Feminism means more than just saying you believe in equality of the sexes; it means taking actual steps toward restructuring institutional power imbalances. So while I still think Raihaitokuzui is a masterful and elegant treatise on nonduality and gender, it is perplexing to me that Dogen did not establish practice spaces for women, or have any direct female dharma heirs.
Additionally, we need to be careful about using the category of “women” as a monolith. Wealthy women played a substantial role in Keizan’s community, but poorer women would not have had the same prestige. In fact, it is quite likely that an upper-class woman during the Kamakura period would have had more in common with an upper-class man than a female servant. In the Ritsu school’s convent Hokkeji, for example, women were placed in tracts that were segregated by class. Upper-class women had more opportunity for upward mobility toward full bhikkhuni status.
Where does all of this history leave us? It underscores two things for me. The first is the need for institutional support and structuring, rather than words, to be the measure of egalitarianism in Buddhist communities. Dogen was not alone in believing women had equal potential for awakening; many prominent leaders of the time were also rethinking the traditional views that women could not obtain enlightenment. The second is that it is crucial for us to have an intersectional analysis of women’s history. It is easy to say that “Dogen respected women” and that there have been many prominent women teachers in Buddhism. But which women? Did poor women have the same access as wealthy donors? Similarly, in reacting to something like the #MeToo movement, is the accountability about sexual abuse being extended to the most vulnerable women, who are poor, trans, of color, and so on? Are we restructuring institutions in such a way that the most vulnerable are not going to be subject to abuse again?
It is understandable that we want the founder of our religious tradition to be a supporter of women. I get it. And I think he was, in his own way. I’m reminded of my teacher, who loved to quote Raihaitokuzui and claimed to respect women. But, coincidentally enough, it was always women who were serving tea or acting as personal assistants to provide him emotional support.
Dogen was in many ways a genius. But it should be obvious that a 13th-century celibate monk is not the best person to look for advice about #MeToo.
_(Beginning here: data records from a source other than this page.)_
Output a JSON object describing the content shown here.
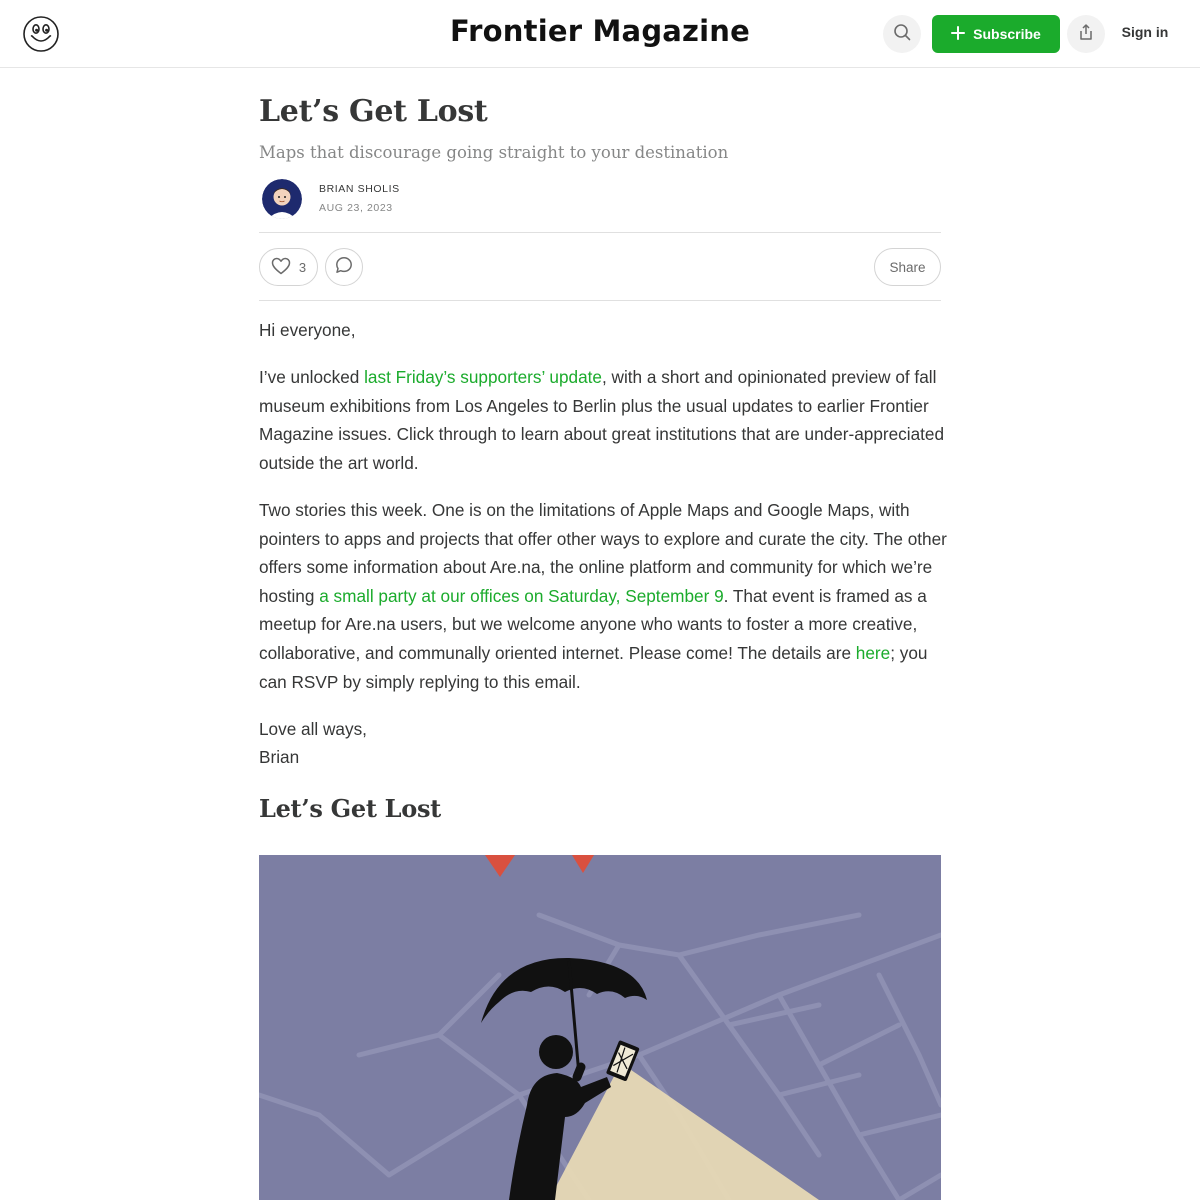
{
  "header": {
    "publication_title": "Frontier Magazine",
    "subscribe_label": "Subscribe",
    "signin_label": "Sign in"
  },
  "post": {
    "title": "Let’s Get Lost",
    "subtitle": "Maps that discourage going straight to your destination",
    "author": "BRIAN SHOLIS",
    "date": "AUG 23, 2023",
    "like_count": "3",
    "share_label": "Share"
  },
  "body": {
    "greeting": "Hi everyone,",
    "p1_pre": "I’ve unlocked ",
    "p1_link": "last Friday’s supporters’ update",
    "p1_post": ", with a short and opinionated preview of fall museum exhibitions from Los Angeles to Berlin plus the usual updates to earlier Frontier Magazine issues. Click through to learn about great institutions that are under-appreciated outside the art world.",
    "p2_pre": "Two stories this week. One is on the limitations of Apple Maps and Google Maps, with pointers to apps and projects that offer other ways to explore and curate the city. The other offers some information about Are.na, the online platform and community for which we’re hosting ",
    "p2_link1": "a small party at our offices on Saturday, September 9",
    "p2_mid": ". That event is framed as a meetup for Are.na users, but we welcome anyone who wants to foster a more creative, collaborative, and communally oriented internet. Please come! The details are ",
    "p2_link2": "here",
    "p2_post": "; you can RSVP by simply replying to this email.",
    "signoff_1": "Love all ways,",
    "signoff_2": "Brian",
    "section_heading": "Let’s Get Lost"
  },
  "colors": {
    "accent": "#1bab2c",
    "text": "#363737",
    "muted": "#868787",
    "illustration_bg": "#7c7ea3",
    "light_cone": "#e9dbb5"
  },
  "icons": [
    "smiley-logo-icon",
    "search-icon",
    "plus-icon",
    "upload-icon",
    "heart-icon",
    "comment-icon"
  ]
}
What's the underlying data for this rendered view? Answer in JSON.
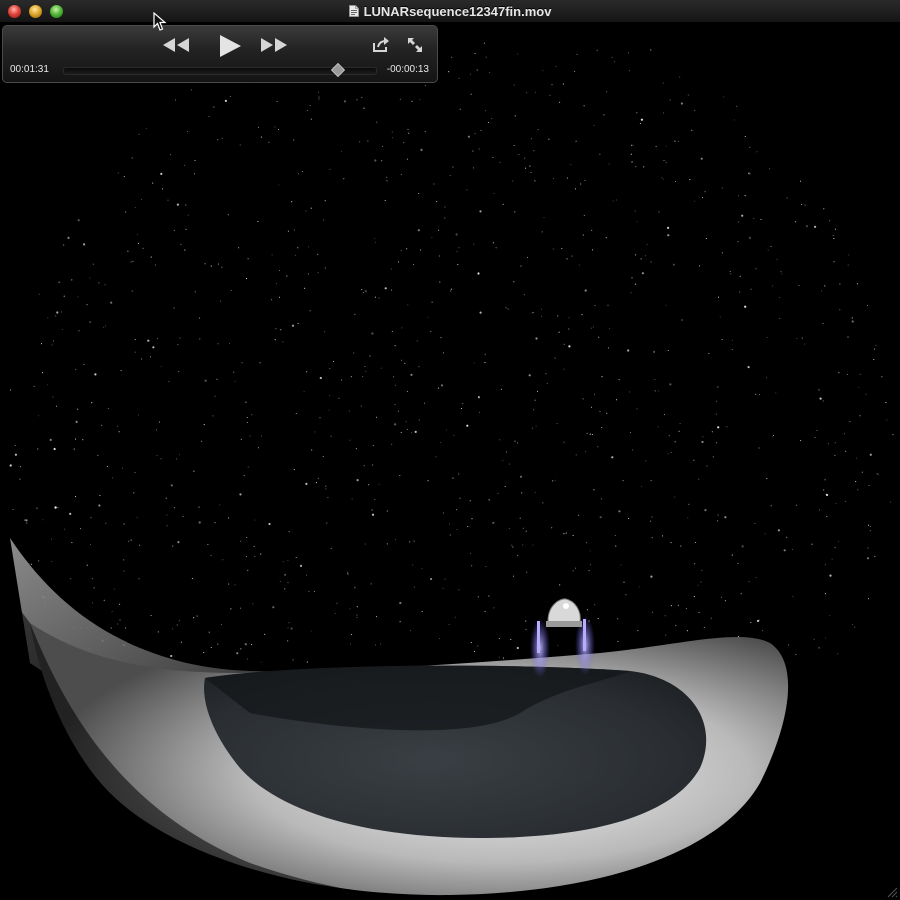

If you are tempted to ask yourself, “What would Dogen have said about #MeToo,” I would politely suggest you ask yourself instead, “What have women been saying about sexual assault, now and since the beginning of time?” History helps us contextualize Dogen’s views on women, and reminds us that the bar for feminist allyship should not be lowered just because we crave belonging and identification with our spiritual tradition.